Tuesday's Child was an even greater disappointment because, after writing one song and co-writing two others on her debut and bolstered by its success, Marshall co-wrote all but one track on the followup.

"After I finished a tour for the second record, I needed some time for myself," she says. "I needed to be off the radar, slip back into my everyday regular routine, which actually gave me a chance to think about how I wanted the [next] record to sound."

And while she says she could have easily taken an "if it ain't broke, don't fix it" attitude to Everybody's Got a Story and been satisfied with a milder critical and commercial reception, she was determined to "step out on a creative limb."

"I wanted to make a record that was going to fit in with the soundscape of modern radio that wasn't just another collection of vapid love songs," she says of the Sony release. "I wanted to make a record that had something interesting to say, where each song is a little slice of life."

No longer feeling the need to live up to the pop diva status that she had been tagged with early in her career (including frequent comparisons to Sheryl Crow, Janis Joplin and Joe Cocker), or to prove with every note the incredible range and power of her voice, Marshall has actually turned down the volume, tuned out the critics and had fun with this album.

"I don't feel I have to prove anything," says Marshall, who co-wrote all 12 tracks on the disc. As a result, "the album sounds more like the way I talk."

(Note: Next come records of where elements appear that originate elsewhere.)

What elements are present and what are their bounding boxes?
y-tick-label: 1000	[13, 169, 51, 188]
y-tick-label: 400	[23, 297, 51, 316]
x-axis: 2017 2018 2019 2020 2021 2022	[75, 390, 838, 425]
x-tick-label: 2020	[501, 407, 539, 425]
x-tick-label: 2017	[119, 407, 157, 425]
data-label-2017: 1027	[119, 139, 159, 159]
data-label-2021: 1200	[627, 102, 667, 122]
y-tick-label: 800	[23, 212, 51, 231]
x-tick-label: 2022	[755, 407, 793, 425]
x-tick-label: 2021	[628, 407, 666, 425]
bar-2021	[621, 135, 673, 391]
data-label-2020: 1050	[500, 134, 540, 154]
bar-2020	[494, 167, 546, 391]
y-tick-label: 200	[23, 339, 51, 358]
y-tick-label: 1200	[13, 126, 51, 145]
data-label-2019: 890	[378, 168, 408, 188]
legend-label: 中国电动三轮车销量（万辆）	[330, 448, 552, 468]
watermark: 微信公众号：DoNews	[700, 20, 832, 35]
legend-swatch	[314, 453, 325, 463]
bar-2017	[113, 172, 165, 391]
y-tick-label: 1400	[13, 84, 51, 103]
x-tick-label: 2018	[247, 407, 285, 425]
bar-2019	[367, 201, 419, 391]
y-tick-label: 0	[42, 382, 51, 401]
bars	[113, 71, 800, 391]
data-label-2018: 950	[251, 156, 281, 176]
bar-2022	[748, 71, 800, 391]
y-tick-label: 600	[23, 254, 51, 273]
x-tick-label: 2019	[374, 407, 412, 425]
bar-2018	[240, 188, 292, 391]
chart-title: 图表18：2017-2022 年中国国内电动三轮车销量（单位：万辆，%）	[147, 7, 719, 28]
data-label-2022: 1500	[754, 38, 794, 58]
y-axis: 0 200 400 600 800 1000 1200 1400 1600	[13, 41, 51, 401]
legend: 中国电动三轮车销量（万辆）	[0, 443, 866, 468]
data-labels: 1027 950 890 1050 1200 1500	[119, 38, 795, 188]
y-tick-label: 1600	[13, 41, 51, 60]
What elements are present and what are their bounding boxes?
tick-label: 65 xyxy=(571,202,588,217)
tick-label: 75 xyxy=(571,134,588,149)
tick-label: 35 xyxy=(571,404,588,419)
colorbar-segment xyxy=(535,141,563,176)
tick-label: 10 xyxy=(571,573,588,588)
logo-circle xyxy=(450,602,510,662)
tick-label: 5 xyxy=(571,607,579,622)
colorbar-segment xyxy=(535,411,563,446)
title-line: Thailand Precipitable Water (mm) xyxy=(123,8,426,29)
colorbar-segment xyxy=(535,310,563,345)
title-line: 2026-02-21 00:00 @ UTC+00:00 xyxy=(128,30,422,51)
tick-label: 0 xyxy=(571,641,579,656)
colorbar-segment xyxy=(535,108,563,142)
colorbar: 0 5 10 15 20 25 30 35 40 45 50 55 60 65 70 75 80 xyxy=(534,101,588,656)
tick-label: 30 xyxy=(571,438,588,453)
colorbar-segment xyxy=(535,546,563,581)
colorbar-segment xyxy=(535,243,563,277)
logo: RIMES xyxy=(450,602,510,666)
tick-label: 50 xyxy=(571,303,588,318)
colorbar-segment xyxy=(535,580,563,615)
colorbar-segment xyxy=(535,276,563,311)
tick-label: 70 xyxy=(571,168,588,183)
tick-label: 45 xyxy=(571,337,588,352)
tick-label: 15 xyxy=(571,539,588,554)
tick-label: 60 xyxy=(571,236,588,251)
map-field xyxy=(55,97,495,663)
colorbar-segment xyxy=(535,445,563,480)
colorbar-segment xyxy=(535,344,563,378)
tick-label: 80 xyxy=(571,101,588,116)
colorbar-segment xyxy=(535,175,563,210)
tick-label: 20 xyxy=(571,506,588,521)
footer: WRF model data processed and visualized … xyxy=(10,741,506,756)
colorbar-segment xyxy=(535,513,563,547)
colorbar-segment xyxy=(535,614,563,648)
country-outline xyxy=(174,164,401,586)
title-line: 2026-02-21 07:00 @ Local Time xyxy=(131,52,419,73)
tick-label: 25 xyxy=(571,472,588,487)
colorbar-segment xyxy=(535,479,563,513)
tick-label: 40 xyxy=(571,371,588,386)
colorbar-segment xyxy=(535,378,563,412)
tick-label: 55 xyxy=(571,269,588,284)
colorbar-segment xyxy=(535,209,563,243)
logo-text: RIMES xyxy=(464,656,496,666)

In the past, Marshall says she sometimes let her drive to be pitch-perfect and poetic get in the way of a good song. "My tendency as a writer has been to try and figure out the more flowery way to say things," she admits, adding that one of her main goals was to bring some of the spontaneity of her live performances to the record.

"This just came off the top of my head. It sounds like what I was thinking at the time without over-thinking. It feels very much like a conversation I'd have. The flow of it feels right in that it came in a very natural way."

To help create that off-the-cuff feel, Marshall wrote most of the songs in the studio as she was recording. She also enlisted the help of producers Peter Asher (James Taylor, Linda Ronstadt) and Billy Mann (Diana King, Art Garfunkel).

"One of the things that makes it sound lyrically as hip as it is, is whenever our conventional instincts told us to go left we went right," she says. "When a choice became obvious we tried to go against it and say something different, take a twist on something," like on Brand New Beau.

Everybody's Got a Story also relies on New York DJ Molecules for the hip urban rhythms on many of the tracks.

"The feel of the record is based on the fact that all of the songs were constructed around these beats, so the groove -- this thumpa-thumpa-thumpa -- is really prevalent, and we'd just play around with things, like a craft project at summer camp," she says.

"And Peter Asher brought a really classic feel to the music," she continues, likening him to her own personal Obi-Wan Kenobi. "Billy and I were free to just play in the studio and turn knobs and see what would happen, and he was able to bring it back to fit the overall tone of the album."

A perfect example is Sunday Morning After, Marshall's first party song and "something people can dance to and just have fun." It was written at the end of a particularly gruelling 18-hour recording session in which everybody was a little punchy.

"Peter, Billy and myself were just trying to make each other laugh and out came this string of ideas about the worst morning after ever," she says. The lyrics evolved from there as the trio joked about the possibilities: "First she wakes up, she's got a tattoo, her tongue's pierced too, and we needed another 'ooh' rhyme and 'who the hell are you?' just fit.

"The implication in the song is that I got loaded and woke up with someone I don't know," Marshall continues, laughing at a punchline she has yet to deliver. "The funny thing is I don't drink."

That's too bad. Everybody's Got a Story is receiving critical kudos across the board. It's nearing platinum-level sales in Canada after just a couple of weeks in release. A North American tour in support of its February release in the United States is in the works for early in the New Year. So Marshall has a lot to celebrate.